Pinning OpenBLAS Threads

Almost all of the pinning (and querying) functions have counterparts that are prefixed by openblas_. You can use these variants to control OpenBLAS threads in the same way as the regular Julia threads. Example:

using ThreadPinning
openblas_pinthreads(:cores)

As for visualization, you can use threadinfo(; blas=true) to visualize the placement of the OpenBLAS threads instead of Julia threads.

Note

For technical reasons, we can't query the CPU-thread on which an OpenBLAS thread is running before the thread has been pinned. For this reason, openblas_getcpuid, and all functionality that relies on it, will only work after pinning. Otherwise, these calls will throw an error. Note that printing the affinities of the OpenBLAS threads (openblas_printaffinities) always works.

openblas

Beware: Interaction between Julia threads and BLAS threads

If one runs a multithreaded Julia code that, on each thread, performs linear algebra operations (BLAS/LAPACK calls) one can easily run into performance issues due to an oversubscription of cores by Julia and BLAS threads (see Background information below for more information). Fortunately, ThreadPinning.jl provides some (basic) autochecking functionality that highlights potential problems and suggests improvements. Concretely, you can provide the keyword argument hints=true to threadinfo. In this case, we try to provide concrete notes and warnings that (hopefully) help you to tune your thread-related settings.

Background information

Relevant discourse threads, see here and here.

OpenBLAS

  • If OPENBLAS_NUM_THREADS=1, OpenBLAS uses the calling Julia thread(s) to run BLAS computations, i.e. it "reuses" the Julia thread that runs a computation.

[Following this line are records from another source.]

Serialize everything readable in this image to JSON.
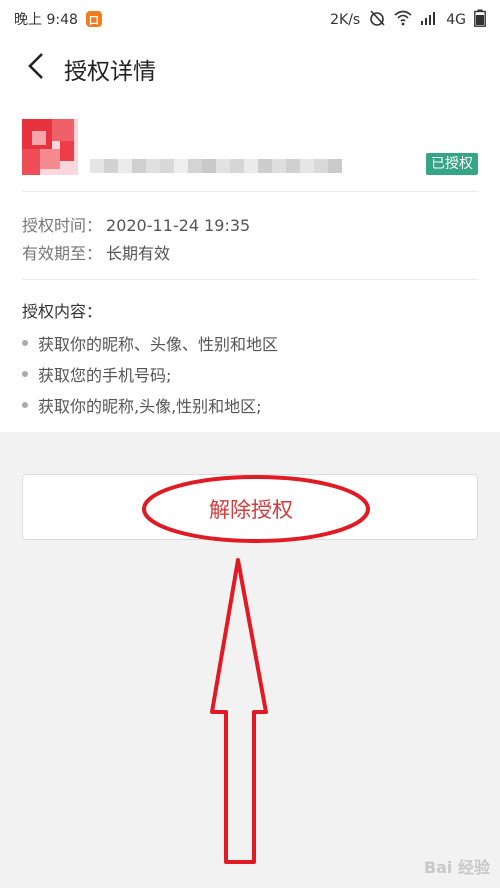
{
  "status_bar": {
    "time": "晚上 9:48",
    "app_badge": "口",
    "network_speed": "2K/s",
    "network_type": "4G"
  },
  "header": {
    "title": "授权详情"
  },
  "app": {
    "status_badge": "已授权"
  },
  "details": {
    "auth_time_label": "授权时间：",
    "auth_time_value": "2020-11-24 19:35",
    "valid_until_label": "有效期至：",
    "valid_until_value": "长期有效"
  },
  "permissions": {
    "title": "授权内容：",
    "items": [
      "获取你的昵称、头像、性别和地区",
      "获取您的手机号码;",
      "获取你的昵称,头像,性别和地区;"
    ]
  },
  "actions": {
    "revoke_label": "解除授权"
  },
  "colors": {
    "accent_green": "#36a585",
    "danger_red": "#d63b3b",
    "annotation_red": "#e01b24"
  },
  "watermark": "Bai 经验"
}
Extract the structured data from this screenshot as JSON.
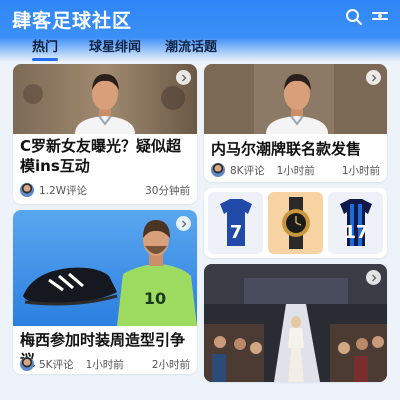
{
  "app": {
    "title": "肆客足球社区"
  },
  "tabs": [
    {
      "label": "热门",
      "active": true
    },
    {
      "label": "球星绯闻",
      "active": false
    },
    {
      "label": "潮流话题",
      "active": false
    }
  ],
  "cards": [
    {
      "title": "C罗新女友曝光？疑似超模ins互动",
      "comments": "1.2W评论",
      "time": "30分钟前"
    },
    {
      "title": "内马尔潮牌联名款发售",
      "comments": "8K评论",
      "time": "1小时前",
      "time2": "1小时前"
    },
    {
      "jersey_left_number": "7",
      "jersey_right_number": "17"
    },
    {
      "title": "梅西参加时装周造型引争议",
      "comments": "5K评论",
      "time": "1小时前",
      "time2": "2小时前",
      "boot_number": "10"
    },
    {
      "image": "fashion-runway"
    }
  ],
  "colors": {
    "header": "#2f86f6",
    "accent": "#1f6ff0",
    "background": "#eef3fa"
  }
}
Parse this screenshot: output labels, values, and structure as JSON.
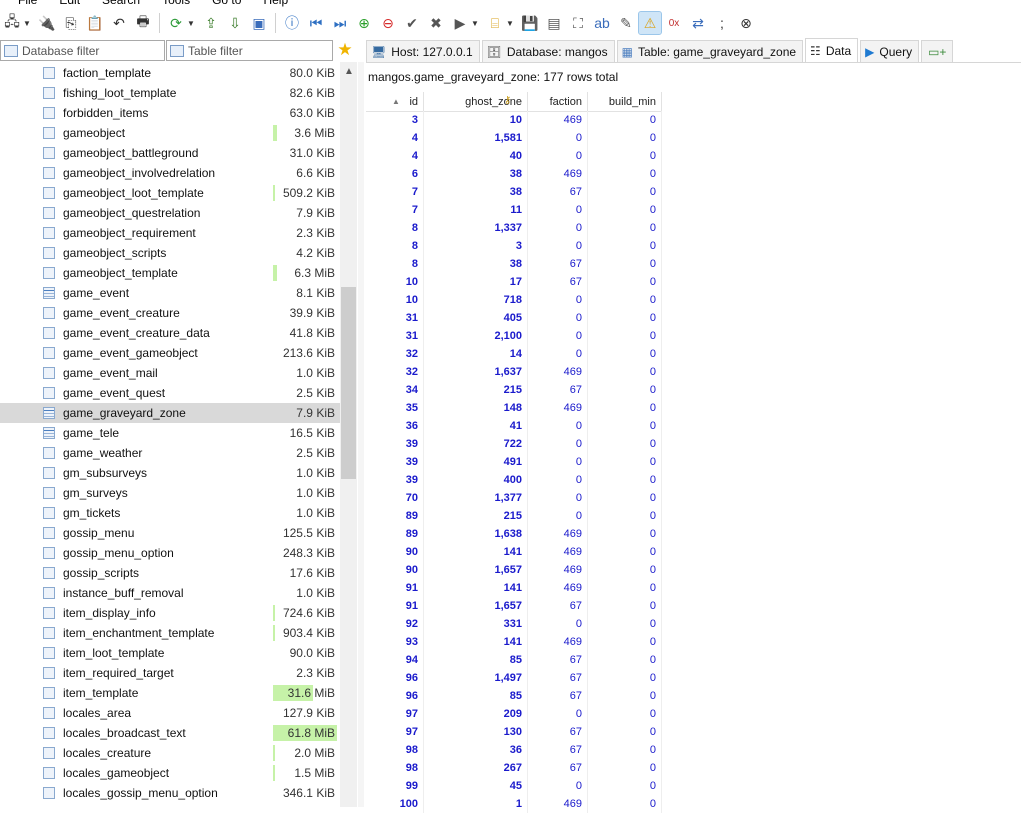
{
  "menu": [
    "File",
    "Edit",
    "Search",
    "Tools",
    "Go to",
    "Help"
  ],
  "toolbar": {
    "icons": [
      "connect-icon",
      "dropdown-icon",
      "disconnect-icon",
      "copy-icon",
      "paste-icon",
      "undo-icon",
      "print-icon",
      "refresh-icon",
      "dropdown-icon",
      "export-icon",
      "import-icon",
      "help-icon",
      "first-icon",
      "last-icon",
      "add-icon",
      "remove-icon",
      "post-icon",
      "cancel-icon",
      "run-icon",
      "dropdown-icon",
      "filter-icon",
      "dropdown-icon",
      "save-icon",
      "save-all-icon",
      "binoculars-icon",
      "replace-icon",
      "edit-icon",
      "warning-icon",
      "stop-icon",
      "format-icon",
      "wrap-icon",
      "semicolon-icon",
      "close-icon"
    ]
  },
  "filters": {
    "database_placeholder": "Database filter",
    "table_placeholder": "Table filter"
  },
  "tabs": [
    {
      "label": "Host: 127.0.0.1",
      "icon": "host-icon"
    },
    {
      "label": "Database: mangos",
      "icon": "database-icon"
    },
    {
      "label": "Table: game_graveyard_zone",
      "icon": "table-icon"
    },
    {
      "label": "Data",
      "icon": "data-icon"
    },
    {
      "label": "Query",
      "icon": "play-icon"
    },
    {
      "label": "",
      "icon": "new-query-icon"
    }
  ],
  "tree": [
    {
      "name": "faction_template",
      "size": "80.0 KiB",
      "bar": "none"
    },
    {
      "name": "fishing_loot_template",
      "size": "82.6 KiB",
      "bar": "none"
    },
    {
      "name": "forbidden_items",
      "size": "63.0 KiB",
      "bar": "none"
    },
    {
      "name": "gameobject",
      "size": "3.6 MiB",
      "bar": "small"
    },
    {
      "name": "gameobject_battleground",
      "size": "31.0 KiB",
      "bar": "none"
    },
    {
      "name": "gameobject_involvedrelation",
      "size": "6.6 KiB",
      "bar": "none"
    },
    {
      "name": "gameobject_loot_template",
      "size": "509.2 KiB",
      "bar": "thin"
    },
    {
      "name": "gameobject_questrelation",
      "size": "7.9 KiB",
      "bar": "none"
    },
    {
      "name": "gameobject_requirement",
      "size": "2.3 KiB",
      "bar": "none"
    },
    {
      "name": "gameobject_scripts",
      "size": "4.2 KiB",
      "bar": "none"
    },
    {
      "name": "gameobject_template",
      "size": "6.3 MiB",
      "bar": "small"
    },
    {
      "name": "game_event",
      "size": "8.1 KiB",
      "bar": "none",
      "icon": "grid"
    },
    {
      "name": "game_event_creature",
      "size": "39.9 KiB",
      "bar": "none"
    },
    {
      "name": "game_event_creature_data",
      "size": "41.8 KiB",
      "bar": "none"
    },
    {
      "name": "game_event_gameobject",
      "size": "213.6 KiB",
      "bar": "none"
    },
    {
      "name": "game_event_mail",
      "size": "1.0 KiB",
      "bar": "none"
    },
    {
      "name": "game_event_quest",
      "size": "2.5 KiB",
      "bar": "none"
    },
    {
      "name": "game_graveyard_zone",
      "size": "7.9 KiB",
      "bar": "none",
      "selected": true,
      "icon": "grid"
    },
    {
      "name": "game_tele",
      "size": "16.5 KiB",
      "bar": "none",
      "icon": "grid"
    },
    {
      "name": "game_weather",
      "size": "2.5 KiB",
      "bar": "none"
    },
    {
      "name": "gm_subsurveys",
      "size": "1.0 KiB",
      "bar": "none"
    },
    {
      "name": "gm_surveys",
      "size": "1.0 KiB",
      "bar": "none"
    },
    {
      "name": "gm_tickets",
      "size": "1.0 KiB",
      "bar": "none"
    },
    {
      "name": "gossip_menu",
      "size": "125.5 KiB",
      "bar": "none"
    },
    {
      "name": "gossip_menu_option",
      "size": "248.3 KiB",
      "bar": "none"
    },
    {
      "name": "gossip_scripts",
      "size": "17.6 KiB",
      "bar": "none"
    },
    {
      "name": "instance_buff_removal",
      "size": "1.0 KiB",
      "bar": "none"
    },
    {
      "name": "item_display_info",
      "size": "724.6 KiB",
      "bar": "thin"
    },
    {
      "name": "item_enchantment_template",
      "size": "903.4 KiB",
      "bar": "thin"
    },
    {
      "name": "item_loot_template",
      "size": "90.0 KiB",
      "bar": "none"
    },
    {
      "name": "item_required_target",
      "size": "2.3 KiB",
      "bar": "none"
    },
    {
      "name": "item_template",
      "size": "31.6 MiB",
      "bar": "medium"
    },
    {
      "name": "locales_area",
      "size": "127.9 KiB",
      "bar": "none"
    },
    {
      "name": "locales_broadcast_text",
      "size": "61.8 MiB",
      "bar": "full"
    },
    {
      "name": "locales_creature",
      "size": "2.0 MiB",
      "bar": "thin"
    },
    {
      "name": "locales_gameobject",
      "size": "1.5 MiB",
      "bar": "thin"
    },
    {
      "name": "locales_gossip_menu_option",
      "size": "346.1 KiB",
      "bar": "none"
    }
  ],
  "grid": {
    "caption": "mangos.game_graveyard_zone: 177 rows total",
    "columns": [
      "id",
      "ghost_zone",
      "faction",
      "build_min"
    ],
    "rows": [
      [
        "3",
        "10",
        "469",
        "0"
      ],
      [
        "4",
        "1,581",
        "0",
        "0"
      ],
      [
        "4",
        "40",
        "0",
        "0"
      ],
      [
        "6",
        "38",
        "469",
        "0"
      ],
      [
        "7",
        "38",
        "67",
        "0"
      ],
      [
        "7",
        "11",
        "0",
        "0"
      ],
      [
        "8",
        "1,337",
        "0",
        "0"
      ],
      [
        "8",
        "3",
        "0",
        "0"
      ],
      [
        "8",
        "38",
        "67",
        "0"
      ],
      [
        "10",
        "17",
        "67",
        "0"
      ],
      [
        "10",
        "718",
        "0",
        "0"
      ],
      [
        "31",
        "405",
        "0",
        "0"
      ],
      [
        "31",
        "2,100",
        "0",
        "0"
      ],
      [
        "32",
        "14",
        "0",
        "0"
      ],
      [
        "32",
        "1,637",
        "469",
        "0"
      ],
      [
        "34",
        "215",
        "67",
        "0"
      ],
      [
        "35",
        "148",
        "469",
        "0"
      ],
      [
        "36",
        "41",
        "0",
        "0"
      ],
      [
        "39",
        "722",
        "0",
        "0"
      ],
      [
        "39",
        "491",
        "0",
        "0"
      ],
      [
        "39",
        "400",
        "0",
        "0"
      ],
      [
        "70",
        "1,377",
        "0",
        "0"
      ],
      [
        "89",
        "215",
        "0",
        "0"
      ],
      [
        "89",
        "1,638",
        "469",
        "0"
      ],
      [
        "90",
        "141",
        "469",
        "0"
      ],
      [
        "90",
        "1,657",
        "469",
        "0"
      ],
      [
        "91",
        "141",
        "469",
        "0"
      ],
      [
        "91",
        "1,657",
        "67",
        "0"
      ],
      [
        "92",
        "331",
        "0",
        "0"
      ],
      [
        "93",
        "141",
        "469",
        "0"
      ],
      [
        "94",
        "85",
        "67",
        "0"
      ],
      [
        "96",
        "1,497",
        "67",
        "0"
      ],
      [
        "96",
        "85",
        "67",
        "0"
      ],
      [
        "97",
        "209",
        "0",
        "0"
      ],
      [
        "97",
        "130",
        "67",
        "0"
      ],
      [
        "98",
        "36",
        "67",
        "0"
      ],
      [
        "98",
        "267",
        "67",
        "0"
      ],
      [
        "99",
        "45",
        "0",
        "0"
      ],
      [
        "100",
        "1",
        "469",
        "0"
      ]
    ]
  },
  "colors": {
    "value_text": "#1a1acc",
    "size_bar": "#c6f2a8",
    "selection": "#d9d9d9",
    "active_toolbar": "#cfe5f7"
  }
}
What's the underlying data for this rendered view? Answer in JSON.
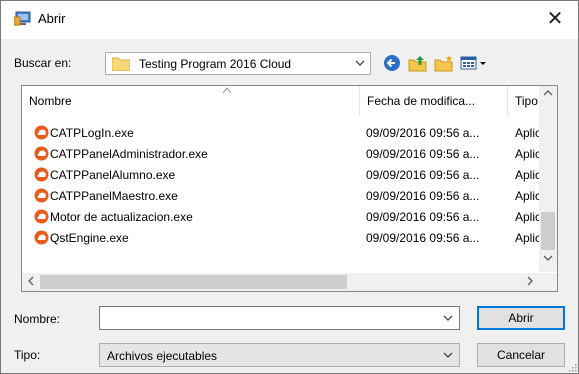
{
  "window": {
    "title": "Abrir",
    "close_glyph": "✕"
  },
  "lookin": {
    "label": "Buscar en:",
    "value": "Testing Program 2016 Cloud"
  },
  "toolbar": {
    "icons": [
      "back-icon",
      "up-folder-icon",
      "new-folder-icon",
      "view-menu-icon"
    ]
  },
  "list": {
    "columns": [
      "Nombre",
      "Fecha de modifica...",
      "Tipo"
    ],
    "rows": [
      {
        "name": "CATPLogIn.exe",
        "date": "09/09/2016 09:56 a...",
        "type": "Aplic"
      },
      {
        "name": "CATPPanelAdministrador.exe",
        "date": "09/09/2016 09:56 a...",
        "type": "Aplic"
      },
      {
        "name": "CATPPanelAlumno.exe",
        "date": "09/09/2016 09:56 a...",
        "type": "Aplic"
      },
      {
        "name": "CATPPanelMaestro.exe",
        "date": "09/09/2016 09:56 a...",
        "type": "Aplic"
      },
      {
        "name": "Motor de actualizacion.exe",
        "date": "09/09/2016 09:56 a...",
        "type": "Aplic"
      },
      {
        "name": "QstEngine.exe",
        "date": "09/09/2016 09:56 a...",
        "type": "Aplic"
      }
    ]
  },
  "filename": {
    "label": "Nombre:",
    "value": "",
    "placeholder": ""
  },
  "filetype": {
    "label": "Tipo:",
    "value": "Archivos ejecutables"
  },
  "buttons": {
    "open": "Abrir",
    "cancel": "Cancelar"
  },
  "colors": {
    "accent": "#0078d7",
    "exe_icon": "#ea5a1c"
  }
}
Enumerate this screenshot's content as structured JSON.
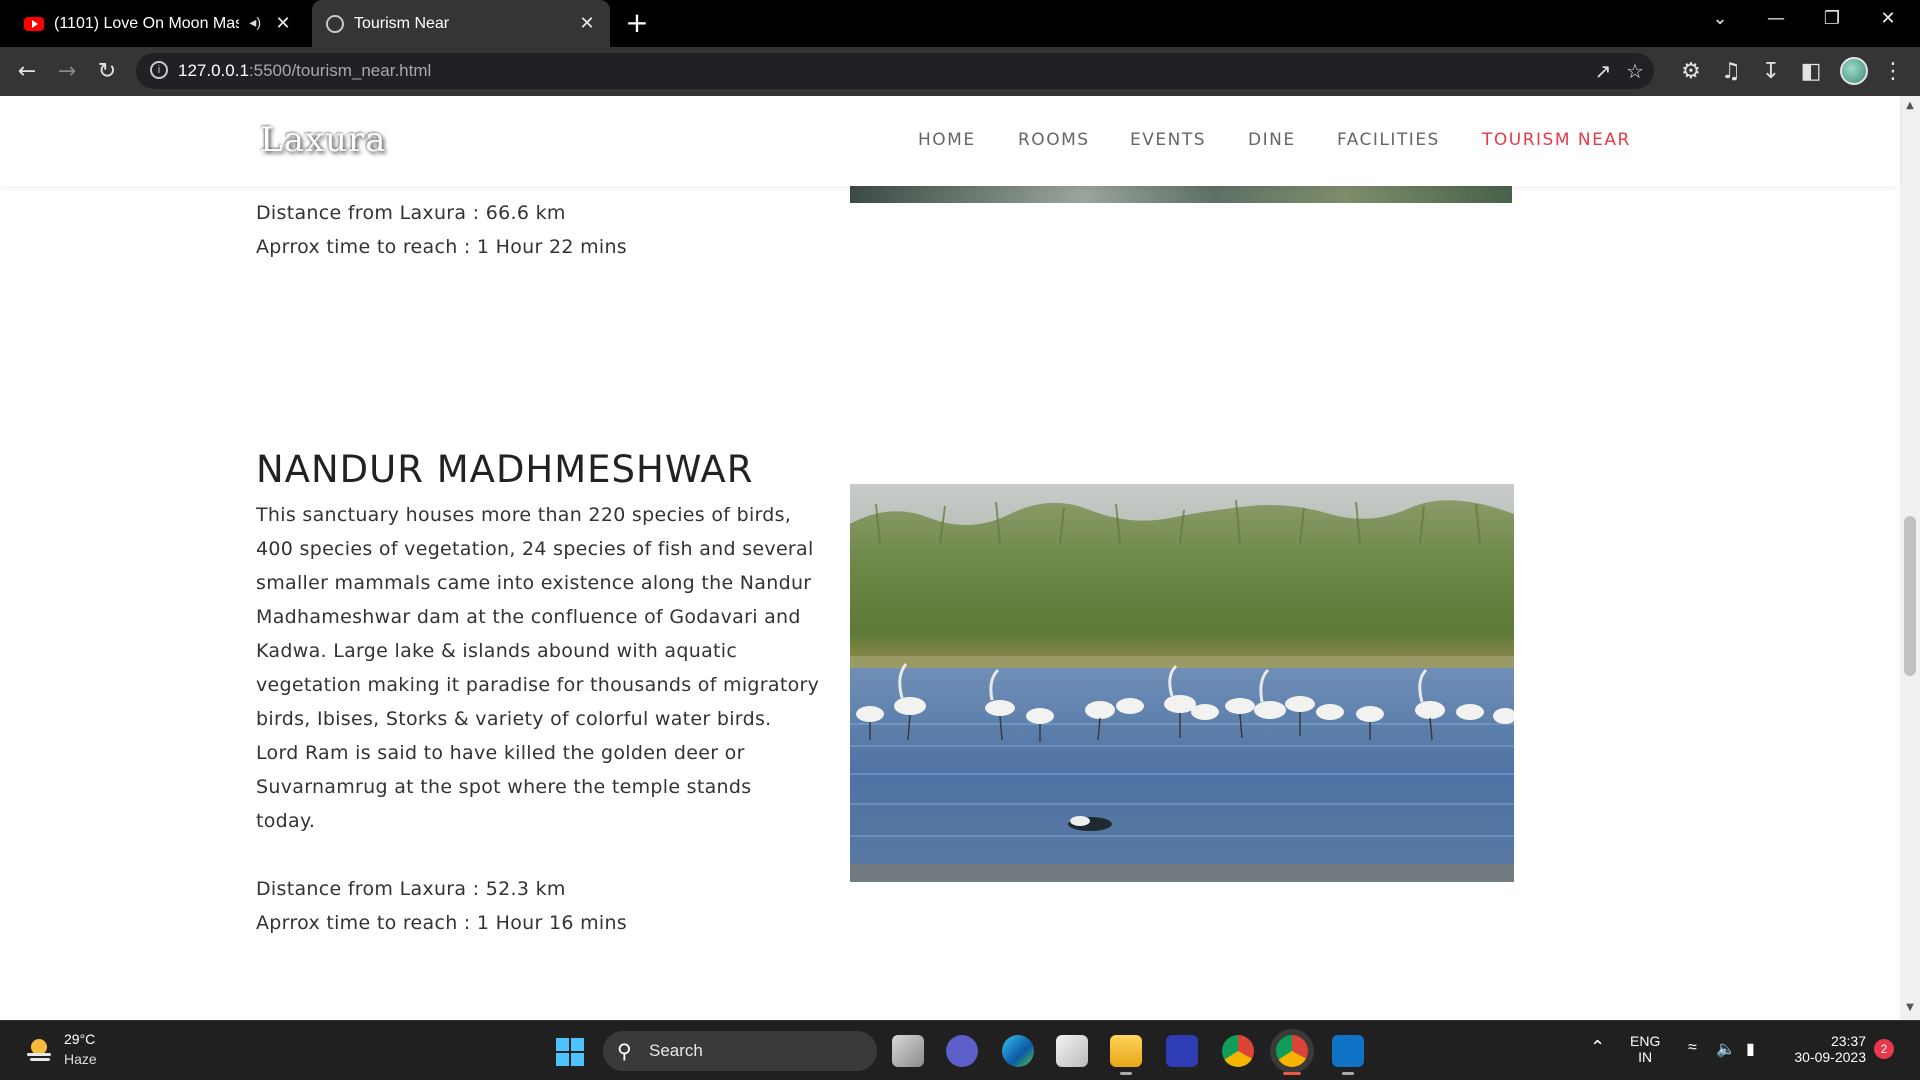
{
  "browser": {
    "tabs": [
      {
        "title": "(1101) Love On Moon Mash",
        "icon": "youtube-icon",
        "audio": true
      },
      {
        "title": "Tourism Near",
        "icon": "globe-icon",
        "active": true
      }
    ],
    "url_host": "127.0.0.1",
    "url_rest": ":5500/tourism_near.html"
  },
  "site": {
    "logo": "Laxura",
    "nav": [
      "HOME",
      "ROOMS",
      "EVENTS",
      "DINE",
      "FACILITIES",
      "TOURISM NEAR"
    ],
    "active_nav": "TOURISM NEAR",
    "accent_color": "#e8394a"
  },
  "previous_place": {
    "distance": "Distance from Laxura : 66.6 km",
    "time": "Aprrox time to reach : 1 Hour 22 mins"
  },
  "place": {
    "name": "NANDUR MADHMESHWAR",
    "description_lines": [
      "This sanctuary houses more than 220 species of birds,",
      "400 species of vegetation, 24 species of fish and several",
      "smaller mammals came into existence along the Nandur",
      "Madhameshwar dam at the confluence of Godavari and",
      "Kadwa. Large lake & islands abound with aquatic",
      "vegetation making it paradise for thousands of migratory",
      "birds, Ibises, Storks & variety of colorful water birds.",
      "Lord Ram is said to have killed the golden deer or",
      "Suvarnamrug at the spot where the temple stands",
      "today."
    ],
    "distance": "Distance from Laxura : 52.3 km",
    "time": "Aprrox time to reach : 1 Hour 16 mins"
  },
  "taskbar": {
    "temperature": "29°C",
    "weather": "Haze",
    "search_label": "Search",
    "lang_line1": "ENG",
    "lang_line2": "IN",
    "time": "23:37",
    "date": "30-09-2023",
    "notification_count": "2"
  }
}
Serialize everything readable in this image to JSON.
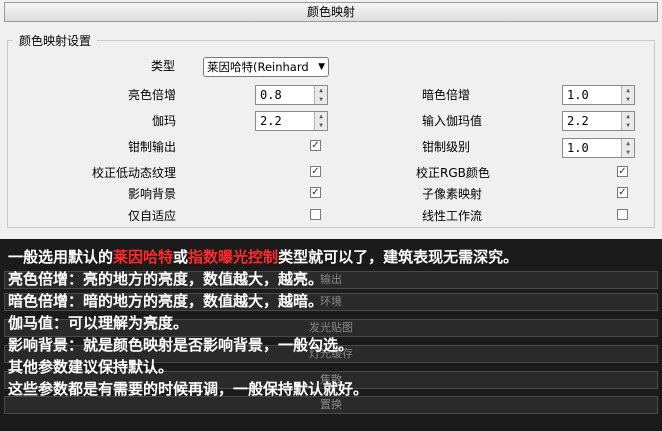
{
  "window": {
    "title": "颜色映射"
  },
  "group": {
    "title": "颜色映射设置"
  },
  "type": {
    "label": "类型",
    "value": "莱因哈特(Reinhard"
  },
  "left": {
    "bright_mult": {
      "label": "亮色倍增",
      "value": "0.8"
    },
    "gamma": {
      "label": "伽玛",
      "value": "2.2"
    },
    "clamp_output": {
      "label": "钳制输出",
      "checked": true
    },
    "correct_ldr_textures": {
      "label": "校正低动态纹理",
      "checked": true
    },
    "affect_background": {
      "label": "影响背景",
      "checked": true
    },
    "adaptation_only": {
      "label": "仅自适应",
      "checked": false
    }
  },
  "right": {
    "dark_mult": {
      "label": "暗色倍增",
      "value": "1.0"
    },
    "input_gamma": {
      "label": "输入伽玛值",
      "value": "2.2"
    },
    "clamp_level": {
      "label": "钳制级别",
      "value": "1.0"
    },
    "correct_rgb_colors": {
      "label": "校正RGB颜色",
      "checked": true
    },
    "subpixel_mapping": {
      "label": "子像素映射",
      "checked": true
    },
    "linear_workflow": {
      "label": "线性工作流",
      "checked": false
    }
  },
  "background_panels": [
    "输出",
    "环境",
    "发光贴图",
    "灯光缓存",
    "焦散",
    "置换"
  ],
  "notes": {
    "line1": {
      "a": "一般选用默认的",
      "b": "莱因哈特",
      "c": "或",
      "d": "指数曝光控制",
      "e": "类型就可以了，建筑表现无需深究。"
    },
    "line2": "亮色倍增：亮的地方的亮度，数值越大，越亮。",
    "line3": "暗色倍增：暗的地方的亮度，数值越大，越暗。",
    "line4": "伽马值：可以理解为亮度。",
    "line5": "影响背景：就是颜色映射是否影响背景，一般勾选。",
    "line6": "其他参数建议保持默认。",
    "line7": "这些参数都是有需要的时候再调，一般保持默认就好。"
  },
  "colors": {
    "accent_red": "#ff2a2a",
    "overlay_bg": "#1b1b1b"
  }
}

  • If OPENBLAS_NUM_THREADS=N>1, OpenBLAS creates and manages its own pool of BLAS threads (N in total). There is one BLAS thread pool (for all Julia threads).

  • Julia default: OPENBLAS_NUM_THREADS=8 (Julia version ≤ 1.8) and OPENBLAS_NUM_THREADS=Sys.CPU_THREADS (Julia version ≥ 1.8).

When you start Julia in multithreaded mode, i.e. julia -tX or JULIA_NUM_THREADS=X, it is generally recommended to set OPENBLAS_NUM_THREADS=1 or, equivalently, BLAS.set_num_threads(1). Given the behavior above, increasing the number of BLAS threads to N>1 can very easily lead to worse performance, in particular when N<<X! Hence, if you want to or need to deviate from unity, make sure to "jump" from OPENBLAS_NUM_THREADS=1 to OPENBLAS_NUM_THREADS=# of cores or similar.

Intel MKL

  • Given MKL_NUM_THREADS=N, MKL starts N BLAS threads per Julia thread that makes a BLAS call.

  • Default: MKL_NUM_THREADS=# of physical cores, i.e. excluding hyperthreads. (Verified experimentally but would be good to find a source for this.)

When you start Julia in multithreaded mode, i.e. julia -tX or JULIA_NUM_THREADS=X, we recommend to set MKL_NUM_THREADS=(# of cores)/X or, equivalently, BLAS.set_num_threads((# of cores)/X) (after using MKL). Unfortunately, the default is generally suboptimal as soon as you don't run Julia with a single thread. Hence, make sure to tune the settings appropriately.

Side comment: It is particularly bad / confusing that OpenBLAS and MKL behave very differently for multithreaded Julia.

Warning

Be aware that calling an MKL function (for the first time) can spoil the pinning of Julia threads! A concrete example is discussed here. TLDR: You want to make sure that MKL_DYNAMIC=false. Apart from setting the environment variable you can also dynamically call ThreadPinning.MKL.mkl_set_dynamic(0). Note that, by default, ThreadPinning.jl will warn you if you call one of the pinning functions while MKL_DYNAMIC=true.